Another gambling ballot measure, Amendment C, would ease some old laws regulating charitable gambling involving bingo and raffles. 

Amendment C would allow nonprofits to pay workers who operate charitable games and it would drop a requirement that charities need to have been around for at least five years before applying for a license to run bingo contests and raffles. 

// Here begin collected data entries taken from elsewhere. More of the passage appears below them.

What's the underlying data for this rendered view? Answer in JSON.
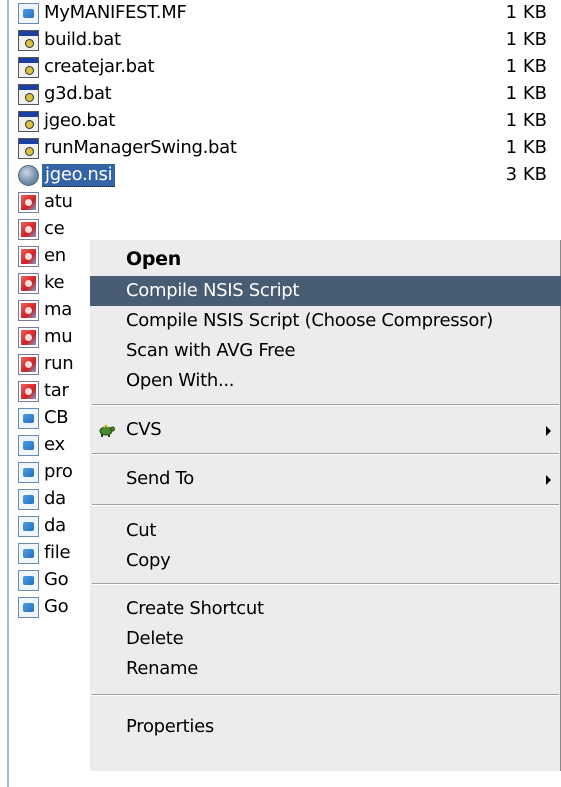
{
  "files": [
    {
      "name": "MyMANIFEST.MF",
      "size": "1 KB",
      "icon": "document-icon"
    },
    {
      "name": "build.bat",
      "size": "1 KB",
      "icon": "batch-file-icon"
    },
    {
      "name": "createjar.bat",
      "size": "1 KB",
      "icon": "batch-file-icon"
    },
    {
      "name": "g3d.bat",
      "size": "1 KB",
      "icon": "batch-file-icon"
    },
    {
      "name": "jgeo.bat",
      "size": "1 KB",
      "icon": "batch-file-icon"
    },
    {
      "name": "runManagerSwing.bat",
      "size": "1 KB",
      "icon": "batch-file-icon"
    },
    {
      "name": "jgeo.nsi",
      "size": "3 KB",
      "icon": "nsis-script-icon",
      "selected": true
    },
    {
      "name": "atu",
      "size": "",
      "icon": "image-file-icon"
    },
    {
      "name": "ce",
      "size": "",
      "icon": "image-file-icon"
    },
    {
      "name": "en",
      "size": "",
      "icon": "image-file-icon"
    },
    {
      "name": "ke",
      "size": "",
      "icon": "image-file-icon"
    },
    {
      "name": "ma",
      "size": "",
      "icon": "image-file-icon"
    },
    {
      "name": "mu",
      "size": "",
      "icon": "image-file-icon"
    },
    {
      "name": "run",
      "size": "",
      "icon": "image-file-icon"
    },
    {
      "name": "tar",
      "size": "",
      "icon": "image-file-icon"
    },
    {
      "name": "CB",
      "size": "",
      "icon": "document-icon"
    },
    {
      "name": "ex",
      "size": "",
      "icon": "document-icon"
    },
    {
      "name": "pro",
      "size": "",
      "icon": "document-icon"
    },
    {
      "name": "da",
      "size": "",
      "icon": "document-icon"
    },
    {
      "name": "da",
      "size": "",
      "icon": "document-icon"
    },
    {
      "name": "file",
      "size": "",
      "icon": "document-icon"
    },
    {
      "name": "Go",
      "size": "",
      "icon": "document-icon"
    },
    {
      "name": "Go",
      "size": "",
      "icon": "document-icon"
    }
  ],
  "context_menu": {
    "items": [
      {
        "label": "Open",
        "bold": true
      },
      {
        "label": "Compile NSIS Script",
        "highlighted": true
      },
      {
        "label": "Compile NSIS Script (Choose Compressor)"
      },
      {
        "label": "Scan with AVG Free"
      },
      {
        "label": "Open With..."
      },
      {
        "separator": true
      },
      {
        "label": "CVS",
        "submenu": true,
        "icon": "tortoise-cvs-icon"
      },
      {
        "separator": true
      },
      {
        "label": "Send To",
        "submenu": true
      },
      {
        "separator": true
      },
      {
        "label": "Cut"
      },
      {
        "label": "Copy"
      },
      {
        "separator": true
      },
      {
        "label": "Create Shortcut"
      },
      {
        "label": "Delete"
      },
      {
        "label": "Rename"
      },
      {
        "separator": true
      },
      {
        "label": "Properties"
      }
    ]
  },
  "colors": {
    "selection": "#3563a8",
    "menu_background": "#ececec",
    "menu_highlight": "#485c74"
  }
}
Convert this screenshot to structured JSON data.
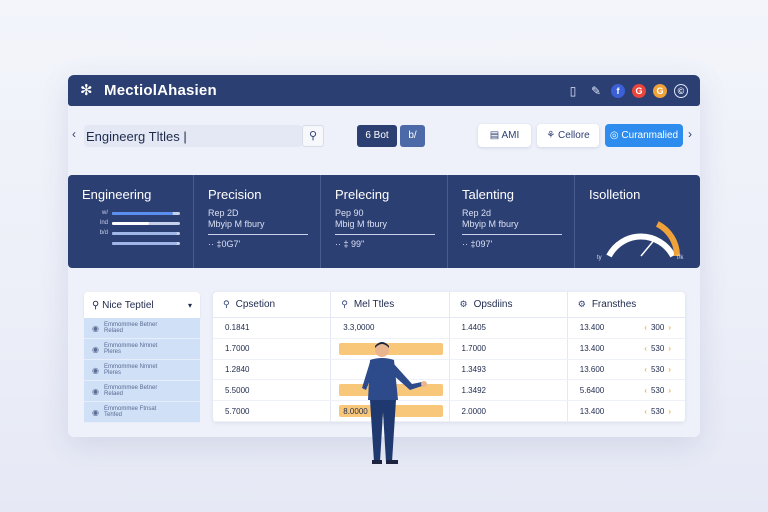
{
  "window": {
    "title": "MectiolAhasien",
    "logo_icon": "snowflake-icon",
    "toolbar_icons": [
      "clipboard-icon",
      "pen-icon"
    ],
    "social": [
      {
        "icon": "facebook-icon",
        "glyph": "f",
        "color": "#3b5fd6"
      },
      {
        "icon": "google-icon",
        "glyph": "G",
        "color": "#e8463c"
      },
      {
        "icon": "circle-orange-icon",
        "glyph": "G",
        "color": "#f0a23a"
      },
      {
        "icon": "copyright-icon",
        "glyph": "©",
        "color": "#2c3f72"
      }
    ]
  },
  "toolbar": {
    "back": "‹",
    "search_value": "Engineerg Tltles  |",
    "search_icon": "search-icon",
    "btn1": "6 Bot",
    "btn2": "b/",
    "btn_aml": "AMI",
    "btn_cellore": "Cellore",
    "btn_primary": "Curanmalied",
    "forward": "›"
  },
  "cards": [
    {
      "title": "Engineering",
      "bars": [
        {
          "label": "w/",
          "value": 0.9
        },
        {
          "label": "lnd",
          "value": 0.55
        },
        {
          "label": "b/d",
          "value": 0.95
        },
        {
          "label": "",
          "value": 0.95
        }
      ]
    },
    {
      "title": "Precision",
      "line1": "Rep 2D",
      "line2": "Mbyip M fbury",
      "value": "·· ‡0G7'"
    },
    {
      "title": "Prelecing",
      "line1": "Pep 90",
      "line2": "Mbig M fbury",
      "value": "·· ‡ 99\""
    },
    {
      "title": "Talenting",
      "line1": "Rep 2d",
      "line2": "Mbyip M fbury",
      "value": "·· ‡097'"
    },
    {
      "title": "Isolletion",
      "gauge_value": 0.72,
      "gauge_left": "ty",
      "gauge_right": "f/k"
    }
  ],
  "list": {
    "header": "Nice Teptiel",
    "items": [
      {
        "line1": "Emmommee Betner",
        "line2": "Relaed"
      },
      {
        "line1": "Emmommee Nmnet",
        "line2": "Pleres"
      },
      {
        "line1": "Emmommee Nmnet",
        "line2": "Pleres"
      },
      {
        "line1": "Emmommee Betner",
        "line2": "Relaed"
      },
      {
        "line1": "Emmommee Ftnsat",
        "line2": "Tehfed"
      }
    ]
  },
  "table": {
    "headers": [
      {
        "icon": "search-icon",
        "label": "Cpsetion"
      },
      {
        "icon": "search-icon",
        "label": "Mel Ttles"
      },
      {
        "icon": "gear-icon",
        "label": "Opsdiins"
      },
      {
        "icon": "gear-icon",
        "label": "Fransthes"
      }
    ],
    "rows": [
      {
        "c1": "0.1841",
        "c2": "3.3,0000",
        "c3": "1.4405",
        "c4": "13.400",
        "step": "300",
        "hl": false
      },
      {
        "c1": "1.7000",
        "c2": "",
        "c3": "1.7000",
        "c4": "13.400",
        "step": "530",
        "hl": true
      },
      {
        "c1": "1.2840",
        "c2": "",
        "c3": "1.3493",
        "c4": "13.600",
        "step": "530",
        "hl": false
      },
      {
        "c1": "5.5000",
        "c2": "",
        "c3": "1.3492",
        "c4": "5.6400",
        "step": "530",
        "hl": true
      },
      {
        "c1": "5.7000",
        "c2": "8.0000",
        "c3": "2.0000",
        "c4": "13.400",
        "step": "530",
        "hl": true
      }
    ]
  },
  "colors": {
    "navy": "#2c3f72",
    "accent": "#2d8cee",
    "highlight": "#f9c77a"
  }
}
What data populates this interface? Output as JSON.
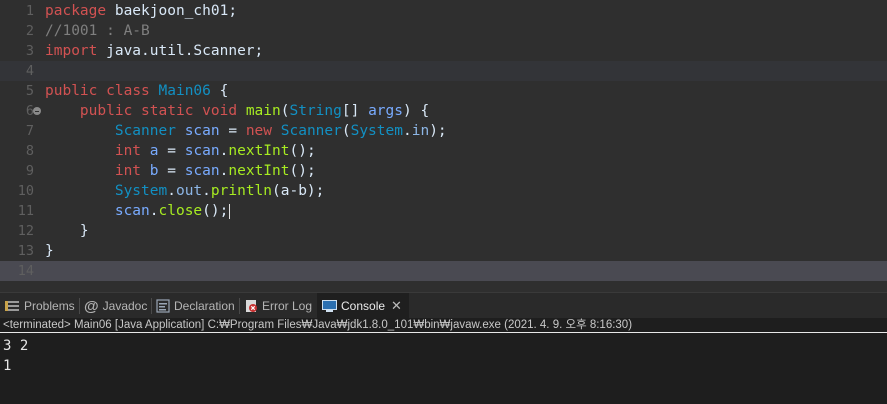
{
  "editor": {
    "line_numbers": [
      "1",
      "2",
      "3",
      "4",
      "5",
      "6",
      "7",
      "8",
      "9",
      "10",
      "11",
      "12",
      "13",
      "14"
    ],
    "lines": [
      [
        {
          "t": "package",
          "c": "kw"
        },
        {
          "t": " baekjoon_ch01;",
          "c": "pl"
        }
      ],
      [
        {
          "t": "//1001 : A-B",
          "c": "cm"
        }
      ],
      [
        {
          "t": "import",
          "c": "kw"
        },
        {
          "t": " java.util.Scanner;",
          "c": "pl"
        }
      ],
      [],
      [
        {
          "t": "public",
          "c": "kw"
        },
        {
          "t": " ",
          "c": "pl"
        },
        {
          "t": "class",
          "c": "kw"
        },
        {
          "t": " ",
          "c": "pl"
        },
        {
          "t": "Main06",
          "c": "ty"
        },
        {
          "t": " {",
          "c": "pl"
        }
      ],
      [
        {
          "t": "    ",
          "c": "pl"
        },
        {
          "t": "public",
          "c": "kw"
        },
        {
          "t": " ",
          "c": "pl"
        },
        {
          "t": "static",
          "c": "kw"
        },
        {
          "t": " ",
          "c": "pl"
        },
        {
          "t": "void",
          "c": "kw"
        },
        {
          "t": " ",
          "c": "pl"
        },
        {
          "t": "main",
          "c": "fn"
        },
        {
          "t": "(",
          "c": "pl"
        },
        {
          "t": "String",
          "c": "ty"
        },
        {
          "t": "[] ",
          "c": "pl"
        },
        {
          "t": "args",
          "c": "vr"
        },
        {
          "t": ") {",
          "c": "pl"
        }
      ],
      [
        {
          "t": "        ",
          "c": "pl"
        },
        {
          "t": "Scanner",
          "c": "ty"
        },
        {
          "t": " ",
          "c": "pl"
        },
        {
          "t": "scan",
          "c": "vr"
        },
        {
          "t": " = ",
          "c": "pl"
        },
        {
          "t": "new",
          "c": "kw"
        },
        {
          "t": " ",
          "c": "pl"
        },
        {
          "t": "Scanner",
          "c": "ty"
        },
        {
          "t": "(",
          "c": "pl"
        },
        {
          "t": "System",
          "c": "ty"
        },
        {
          "t": ".",
          "c": "pl"
        },
        {
          "t": "in",
          "c": "fd"
        },
        {
          "t": ");",
          "c": "pl"
        }
      ],
      [
        {
          "t": "        ",
          "c": "pl"
        },
        {
          "t": "int",
          "c": "kw"
        },
        {
          "t": " ",
          "c": "pl"
        },
        {
          "t": "a",
          "c": "vr"
        },
        {
          "t": " = ",
          "c": "pl"
        },
        {
          "t": "scan",
          "c": "vr"
        },
        {
          "t": ".",
          "c": "pl"
        },
        {
          "t": "nextInt",
          "c": "fn"
        },
        {
          "t": "();",
          "c": "pl"
        }
      ],
      [
        {
          "t": "        ",
          "c": "pl"
        },
        {
          "t": "int",
          "c": "kw"
        },
        {
          "t": " ",
          "c": "pl"
        },
        {
          "t": "b",
          "c": "vr"
        },
        {
          "t": " = ",
          "c": "pl"
        },
        {
          "t": "scan",
          "c": "vr"
        },
        {
          "t": ".",
          "c": "pl"
        },
        {
          "t": "nextInt",
          "c": "fn"
        },
        {
          "t": "();",
          "c": "pl"
        }
      ],
      [
        {
          "t": "        ",
          "c": "pl"
        },
        {
          "t": "System",
          "c": "ty"
        },
        {
          "t": ".",
          "c": "pl"
        },
        {
          "t": "out",
          "c": "fd"
        },
        {
          "t": ".",
          "c": "pl"
        },
        {
          "t": "println",
          "c": "fn"
        },
        {
          "t": "(a-b);",
          "c": "pl"
        }
      ],
      [
        {
          "t": "        ",
          "c": "pl"
        },
        {
          "t": "scan",
          "c": "vr"
        },
        {
          "t": ".",
          "c": "pl"
        },
        {
          "t": "close",
          "c": "fn"
        },
        {
          "t": "();",
          "c": "pl"
        }
      ],
      [
        {
          "t": "    }",
          "c": "pl"
        }
      ],
      [
        {
          "t": "}",
          "c": "pl"
        }
      ],
      []
    ]
  },
  "view_tabs": {
    "problems": "Problems",
    "javadoc": "Javadoc",
    "declaration": "Declaration",
    "error_log": "Error Log",
    "console": "Console",
    "close": "✕"
  },
  "console": {
    "status": "<terminated> Main06 [Java Application] C:₩Program Files₩Java₩jdk1.8.0_101₩bin₩javaw.exe (2021. 4. 9. 오후 8:16:30)",
    "output_line_1": "3 2",
    "output_line_2": "1"
  },
  "colors": {
    "keyword": "#d25252",
    "comment": "#7f7f7f",
    "type": "#1290c3",
    "method": "#a7ec21",
    "variable": "#79abff",
    "background": "#2f2f2f"
  }
}
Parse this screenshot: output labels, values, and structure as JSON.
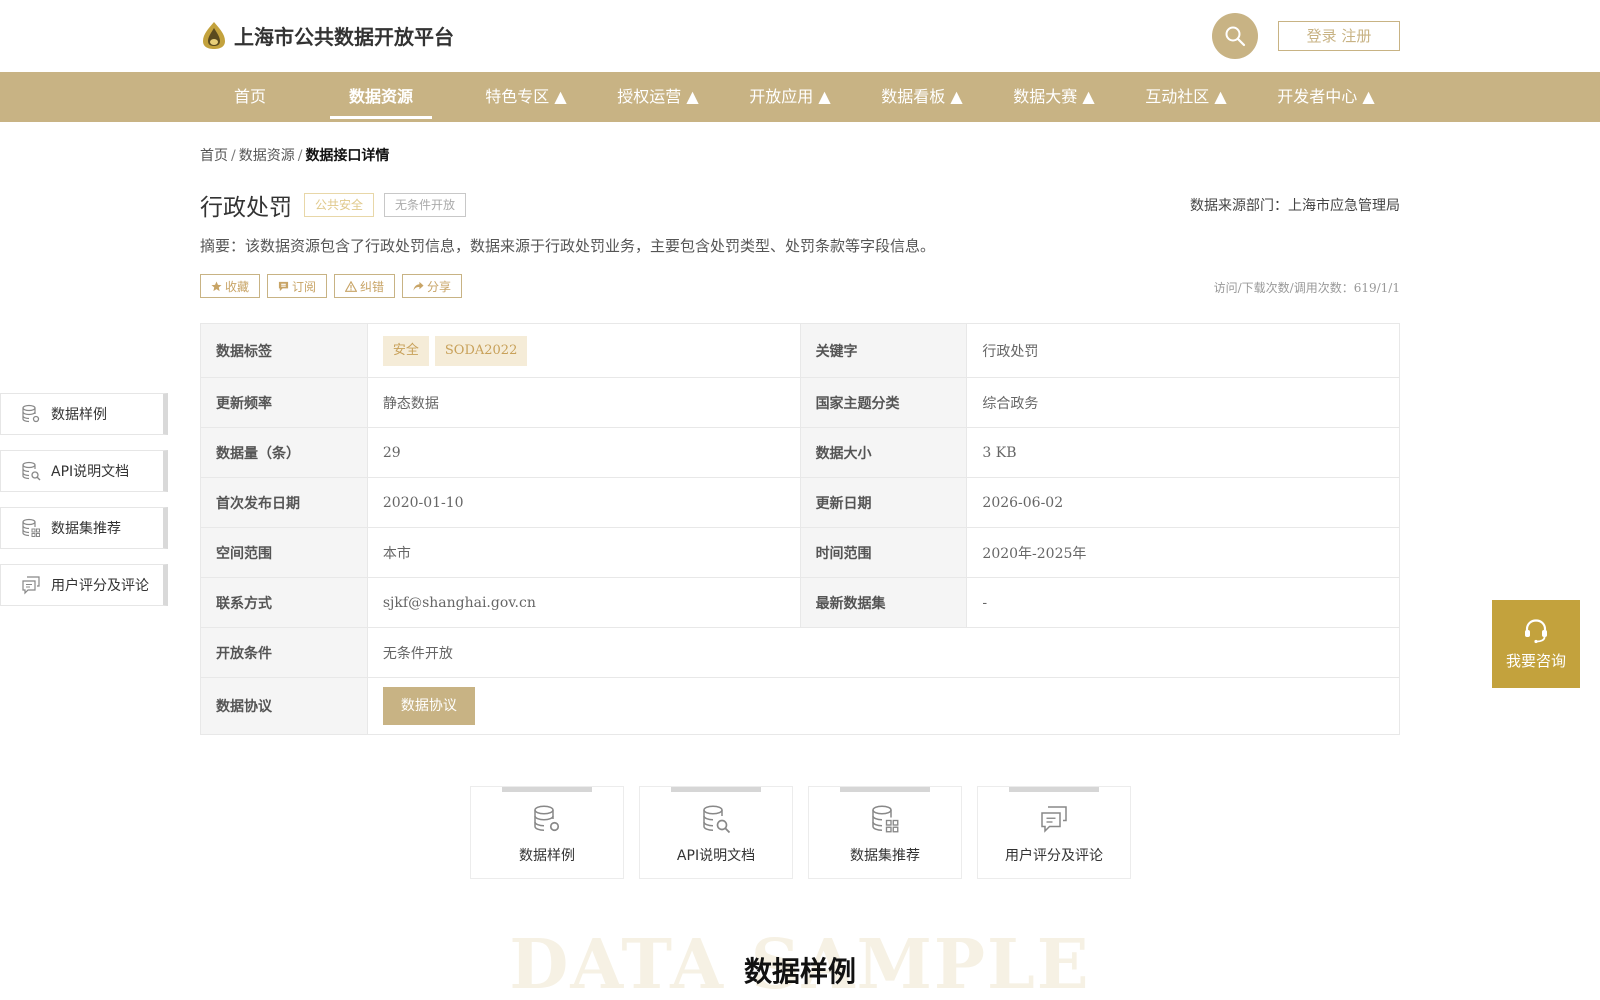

Bingo landed in the state constitution in 1958. Other than an adjustment to allow electronic bingo in the mid 1990s, little has changed for Colorado bingo in more than 60 years.

And in those six decades, the game “is in a death spiral,” according to a release by the Colorado Charitable Bingo Association, which registered with the state this month to support Amendment C but has not reported raising or spending any money. In the 1980s there were 49 bingo halls in Colorado producing about $129 million for charities, today there are 11 halls producing $23 million, a statement from the association’s representative, Corky Kyle, said. 

Eliminating the five-year waiting period for nonprofits wanting a bingo license and allowing nonprofits to compensate volunteers who run the games and raffles would help the bingo industry “reinvigorate and reinvent itself and stop the downward spiral of bingo,” the association statement reads. 

The state estimates approval of Amendment C would increase state spending by about $83,000 in 2020-21 and $37,500 per year after that as the state regulates new licensees, adjusts reporting tools for bingo-playing nonprofits and processes new bingo licenses. The state estimates approval of Amendment C would yield about 50 new bingo license applications a year, generating about $5,000 a year in fees. 

Opposition to Amendment C, according to the state blue book voter guide, holds that the professionalization of bingo games and raffles would undermine charitable mission by diverting contributions to game operators. Supporters argue the paid operators would reduce the burden on nonprofits to recruit volunteers and that expanding access to bingo games would generate additional funding for nonprofits.